2016, Vol. 36
放射治疗是食管癌主要治疗手段之一。研究表明,食管癌中存在乏氧微环境。乏氧微环境既增强肿瘤组织血管增生和侵袭、转移能力,也介导放、化疗抵抗,是导致食管癌放疗后局部复发的关键因素之一[1-3]。乏氧环境中,乏氧诱导因子(hypoxia induced factor,HIF-1)过表达,介导下游百余个效应基因的转录[4],使乏氧的肿瘤组织逃避射线杀伤,降低肿瘤细胞中的HIF-1α能增加放射敏感性[5]。有文献报道,黄连素通过抑制HIF-1α,改善微环境,进而增加肿瘤的放射敏感性[6-7]。同时有研究表明,STAT3可以调控HIF-1的表达[8],Stattic是STAT3的特异性抑制剂。因此,提出假设,Stattic通过抑制食管癌细胞内STAT3的表达,下调下游因子HIF-1及血管内皮生长因子(vascular endothelial growth factor,VEGF)的表达,进而抑制肿瘤血管生成和诱导凋亡,增加食管鳞癌放射敏感性。本研究可为Stattic在食管癌放射治疗中的应用提供实验依据。
材料与方法1.药物及试剂:Stattic(美国Sigma公司)用二甲基亚砜(DMSO)配成储存液,4℃冰箱保存,RPMI 1640(美国GIBCO公司)培养基稀释,DMSO(美国Sigma公司)的终浓度为0.1%。
2.细胞培养及处理:人食管癌ECA109细胞购自上海细胞所,用含10%小牛血清的RPMI 1640培养液(含青霉素100 U/ml和链霉素100 μg/ml)培养细胞。细胞常氧环境的培养条件为恒温37℃、5%CO2、20%O2和75% N2,细胞乏氧环境的培养条件为恒温37℃、5%CO2、1% O2和94% N2。取对数生长期细胞进行实验。
3.细胞照射:实验组细胞在室温下用X射线加速器照射,源靶距100 cm,平均剂量率5.66 Gy/min。根据实验需要,选择不同剂量0、2、4、6和8 Gy。照射后置培养箱内培养。

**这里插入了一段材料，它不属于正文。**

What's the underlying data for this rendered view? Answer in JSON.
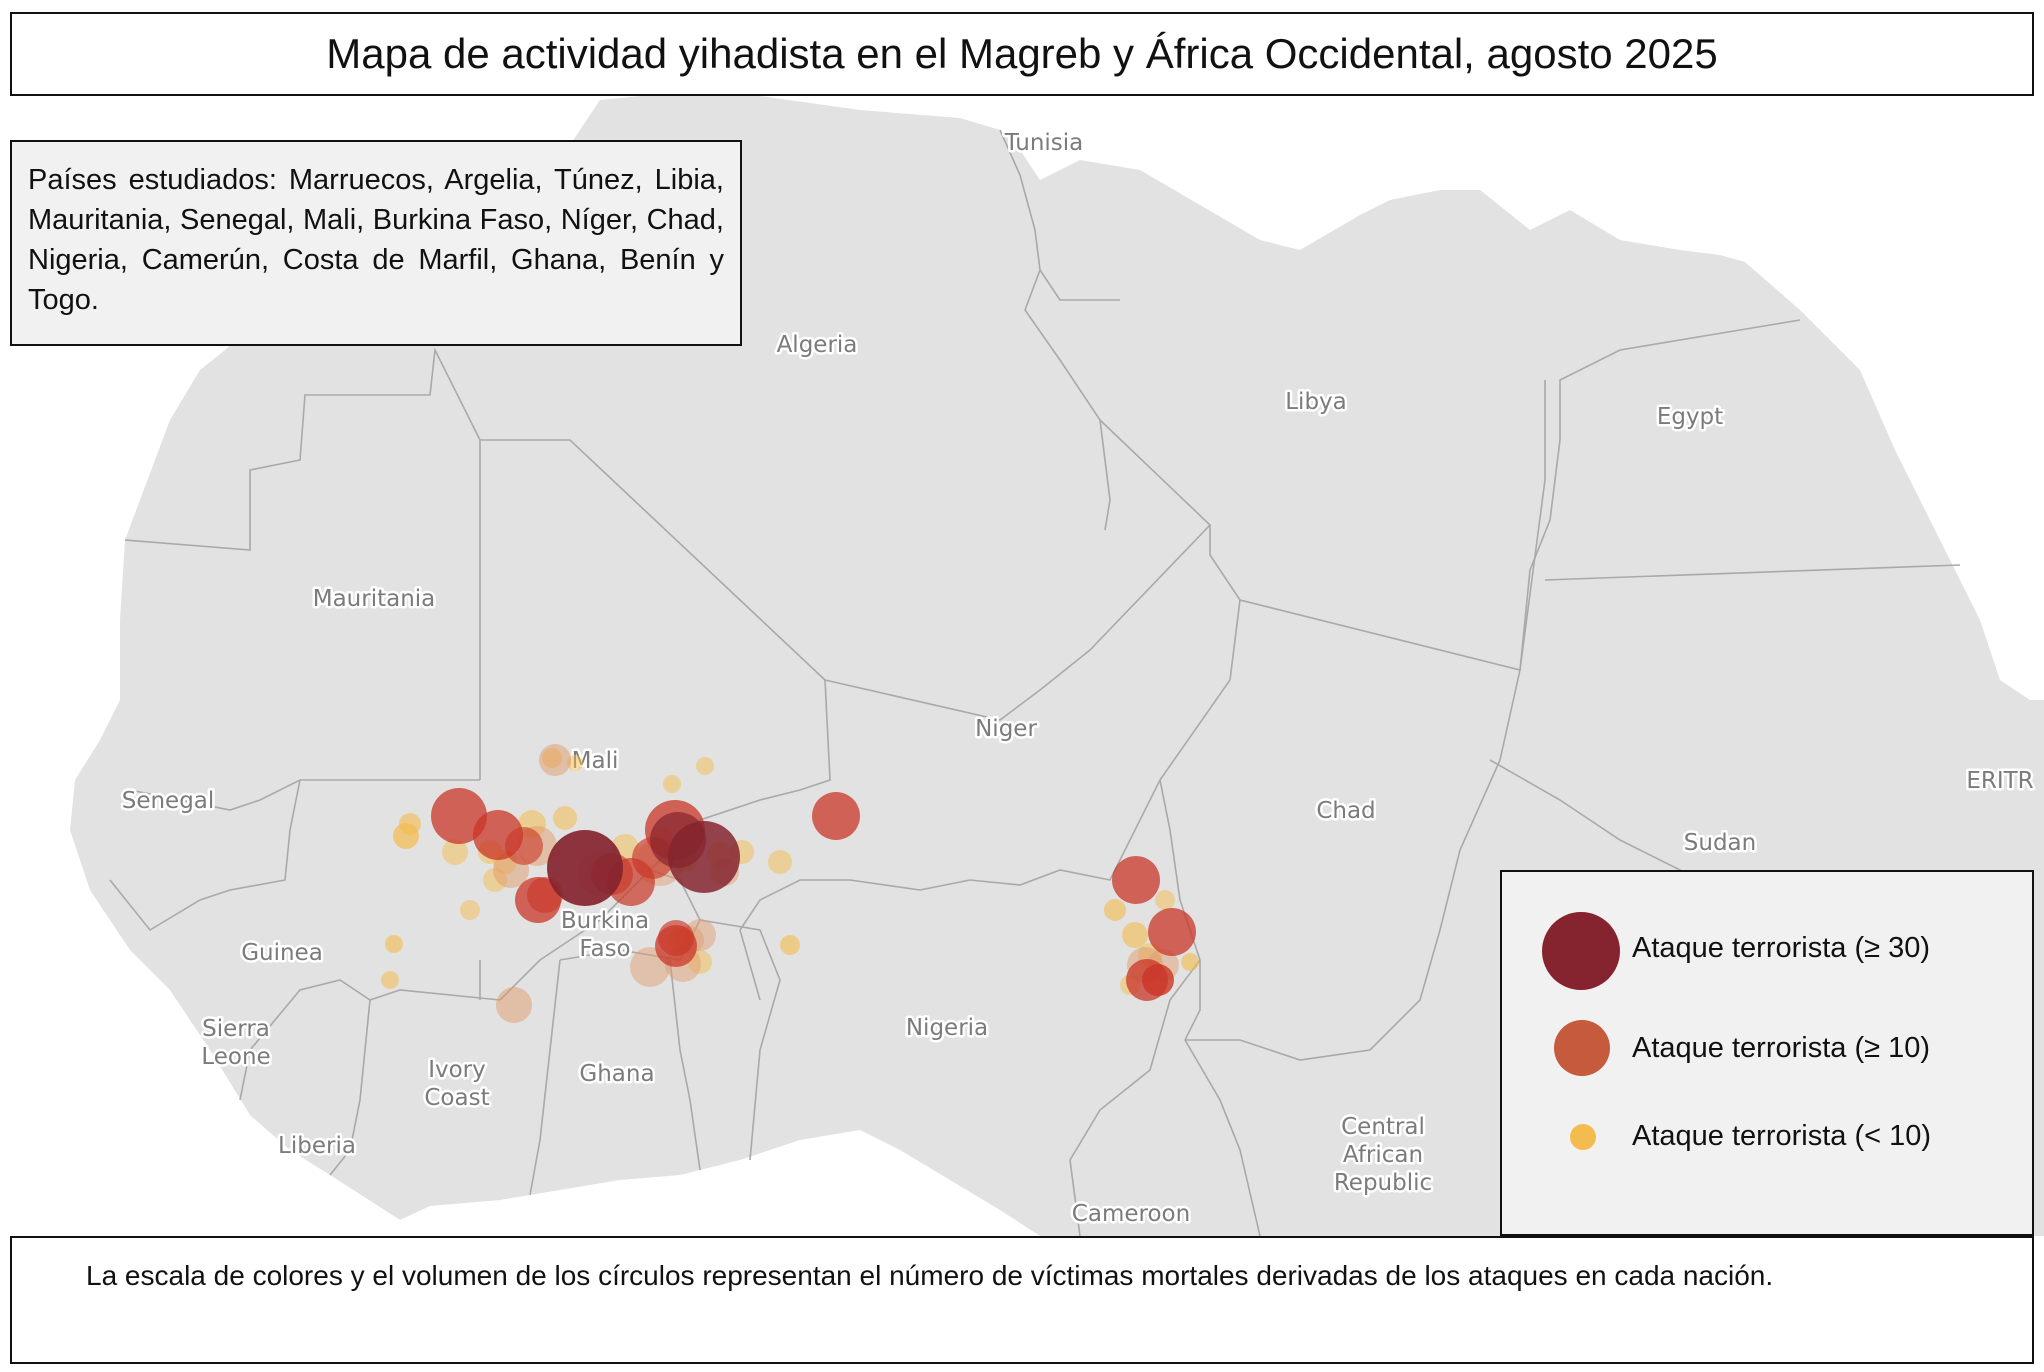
{
  "title": "Mapa de actividad yihadista en el Magreb y África Occidental, agosto 2025",
  "countries_studied": "Países estudiados: Marruecos, Argelia, Túnez, Libia, Mauritania, Senegal, Mali, Burkina Faso, Níger, Chad, Nigeria, Camerún, Costa de Marfil, Ghana, Benín y Togo.",
  "map_labels": [
    {
      "name": "tunisia",
      "text": "Tunisia"
    },
    {
      "name": "algeria",
      "text": "Algeria"
    },
    {
      "name": "libya",
      "text": "Libya"
    },
    {
      "name": "egypt",
      "text": "Egypt"
    },
    {
      "name": "mauritania",
      "text": "Mauritania"
    },
    {
      "name": "mali",
      "text": "Mali"
    },
    {
      "name": "niger",
      "text": "Niger"
    },
    {
      "name": "senegal",
      "text": "Senegal"
    },
    {
      "name": "chad",
      "text": "Chad"
    },
    {
      "name": "eritrea",
      "text": "ERITR"
    },
    {
      "name": "sudan",
      "text": "Sudan"
    },
    {
      "name": "burkina-faso",
      "lines": [
        "Burkina",
        "Faso"
      ]
    },
    {
      "name": "guinea",
      "text": "Guinea"
    },
    {
      "name": "sierra-leone",
      "lines": [
        "Sierra",
        "Leone"
      ]
    },
    {
      "name": "nigeria",
      "text": "Nigeria"
    },
    {
      "name": "ivory-coast",
      "lines": [
        "Ivory",
        "Coast"
      ]
    },
    {
      "name": "ghana",
      "text": "Ghana"
    },
    {
      "name": "liberia",
      "text": "Liberia"
    },
    {
      "name": "central-african-republic",
      "lines": [
        "Central",
        "African",
        "Republic"
      ]
    },
    {
      "name": "cameroon",
      "text": "Cameroon"
    }
  ],
  "legend": {
    "items": [
      {
        "label": "Ataque terrorista (≥ 30)",
        "color": "#85242f"
      },
      {
        "label": "Ataque terrorista (≥ 10)",
        "color": "#c65a3c"
      },
      {
        "label": "Ataque terrorista (< 10)",
        "color": "#f4bc4f"
      }
    ]
  },
  "note": "La escala de colores y el volumen de los círculos representan el número de víctimas mortales derivadas de los ataques en cada nación.",
  "colors": {
    "land": "#e2e2e2",
    "border": "#a9a9a9",
    "high": "#85242f",
    "mid": "#c93627",
    "low": "#f4bc4f"
  }
}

4.四甲基偶氮唑盐比色法(MTT)实验:收集对数期生长细胞,胰酶消化计数,接种于96孔板,每孔100 μl,每孔细胞数约4 000个。置37℃、5%CO2温箱培养使细胞贴壁,培养24 h后,加入不同浓度的Stattic,每种浓度设6个平行样,继续培养24、48和72 h后,小心吸去上清,加入90 μl新鲜RPMI 1640培养液,再加入10 μl MTT溶液(5 mg/ml,即0.5%MTT),继续培养4 h,吸去上清,每孔加入150 μl DMSO,置摇床上低速振荡10 min,使结晶物充分溶解,在酶联免疫检测仪490 nm处测量各孔的吸光度(A)值。实验重复3次,取其平均值。以药物浓度为横坐标,存活分数为纵坐标,绘制药物浓度-效应曲线,推算出Stattic的半数致死剂量(IC50)。

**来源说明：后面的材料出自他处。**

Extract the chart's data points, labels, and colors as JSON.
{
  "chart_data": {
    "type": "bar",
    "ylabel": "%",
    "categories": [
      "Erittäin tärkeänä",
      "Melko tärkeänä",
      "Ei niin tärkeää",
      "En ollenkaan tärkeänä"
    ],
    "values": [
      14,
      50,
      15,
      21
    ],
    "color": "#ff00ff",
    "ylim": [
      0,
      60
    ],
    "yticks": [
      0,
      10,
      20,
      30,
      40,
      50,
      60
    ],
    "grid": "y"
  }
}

5.克隆形成实验:收集对数期生长期的细胞,胰酶消化计数,稀释后将细胞接种于5块6孔板,每块6孔板接受不同的照射剂量,根据不同的照射剂量(0、2、4、6和8 Gy)分别接种相应数目细胞(200、400、800、2 000和4 000个/孔),每个样均设置3个复孔,常氧或乏氧24 h后行照射,弃上清,PBS洗3次,置37℃、5%CO2温箱培养14 d,克隆形成之后,弃去培养基,PBS洗3次,加无水甲醇1 ml/孔,固定10 min后弃去甲醇,姬姆萨染色15 min后,流动水缓慢洗去染液,通风处晾干,计数细胞集落数(计数≥50个细胞的集落),计算克隆形成率(PE,%)=(克隆数/接种细胞数)×100%。细胞存活分数(SF)=某一剂量照射组的克隆数/(该组细胞接种数×未照射组克隆形成率)。按照单击多靶模型SF=1-(1-e-D/Do)N拟合细胞存活曲线,计算放射敏感性参数SF2、D0、Dq及N值。

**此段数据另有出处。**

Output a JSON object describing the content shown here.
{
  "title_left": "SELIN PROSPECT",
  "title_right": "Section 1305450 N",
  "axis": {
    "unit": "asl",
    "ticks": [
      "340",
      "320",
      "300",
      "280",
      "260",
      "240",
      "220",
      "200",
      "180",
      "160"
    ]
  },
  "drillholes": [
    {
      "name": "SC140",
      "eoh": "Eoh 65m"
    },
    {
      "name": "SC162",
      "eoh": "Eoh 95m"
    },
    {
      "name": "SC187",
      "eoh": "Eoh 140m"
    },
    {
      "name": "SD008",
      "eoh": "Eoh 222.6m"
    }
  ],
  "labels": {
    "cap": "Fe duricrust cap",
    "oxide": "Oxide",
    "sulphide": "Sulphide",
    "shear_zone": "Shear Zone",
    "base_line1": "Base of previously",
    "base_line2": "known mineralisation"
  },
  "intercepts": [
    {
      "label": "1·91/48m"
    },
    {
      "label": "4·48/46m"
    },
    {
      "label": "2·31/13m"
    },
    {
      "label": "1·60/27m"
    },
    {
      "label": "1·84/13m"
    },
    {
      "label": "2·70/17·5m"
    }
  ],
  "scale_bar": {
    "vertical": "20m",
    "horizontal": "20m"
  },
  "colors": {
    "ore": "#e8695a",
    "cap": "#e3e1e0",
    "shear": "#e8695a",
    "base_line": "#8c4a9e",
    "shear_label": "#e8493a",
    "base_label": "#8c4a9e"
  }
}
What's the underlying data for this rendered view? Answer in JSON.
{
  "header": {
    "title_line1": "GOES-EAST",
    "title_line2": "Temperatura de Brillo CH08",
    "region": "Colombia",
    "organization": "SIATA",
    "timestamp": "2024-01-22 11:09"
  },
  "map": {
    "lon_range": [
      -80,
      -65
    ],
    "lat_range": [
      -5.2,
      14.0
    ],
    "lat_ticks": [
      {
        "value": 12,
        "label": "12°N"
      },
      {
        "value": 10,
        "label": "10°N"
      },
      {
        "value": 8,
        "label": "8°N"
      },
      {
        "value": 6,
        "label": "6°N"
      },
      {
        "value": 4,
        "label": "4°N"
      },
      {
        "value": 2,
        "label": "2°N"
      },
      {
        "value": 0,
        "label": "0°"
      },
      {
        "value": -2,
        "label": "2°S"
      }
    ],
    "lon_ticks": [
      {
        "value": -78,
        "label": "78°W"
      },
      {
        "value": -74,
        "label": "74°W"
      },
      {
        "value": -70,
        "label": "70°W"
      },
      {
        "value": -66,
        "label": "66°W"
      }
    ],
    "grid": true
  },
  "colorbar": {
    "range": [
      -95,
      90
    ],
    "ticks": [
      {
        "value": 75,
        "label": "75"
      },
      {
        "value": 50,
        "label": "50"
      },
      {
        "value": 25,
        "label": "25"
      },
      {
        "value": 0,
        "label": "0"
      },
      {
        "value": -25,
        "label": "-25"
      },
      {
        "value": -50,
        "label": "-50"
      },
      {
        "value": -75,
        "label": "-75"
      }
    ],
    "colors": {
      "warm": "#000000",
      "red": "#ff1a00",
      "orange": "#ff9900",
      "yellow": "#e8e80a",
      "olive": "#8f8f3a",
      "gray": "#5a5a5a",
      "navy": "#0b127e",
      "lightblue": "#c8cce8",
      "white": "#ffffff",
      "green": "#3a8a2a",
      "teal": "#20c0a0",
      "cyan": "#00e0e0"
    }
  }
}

6.γ-H2AX免疫荧光染色法检测不同时间点下ECA109细胞中双键断裂情况:取对数生长期细胞,经Stattic(1.0 μmol/L)+照射(1 Gy)处理后0.5、4、12和24 h,对照组为单纯照射(1 Gy)相应的时间点时用免疫荧光固定液固定0.5 h,PBS洗3次,甲醇置-20℃破膜10 min,PBS洗3次,封闭液封闭1 h后,一抗(γ-H2AX稀释至1∶250)4℃孵育过夜,PBS洗3次,FITC标记二抗(二抗稀释到1∶150)室温孵育1.5 h(避光),PBS洗3次,DAPI(用甲醇稀释至1∶35)染核5 min,PBS洗3次,封闭剂封片后使用激光共聚焦显微镜检测。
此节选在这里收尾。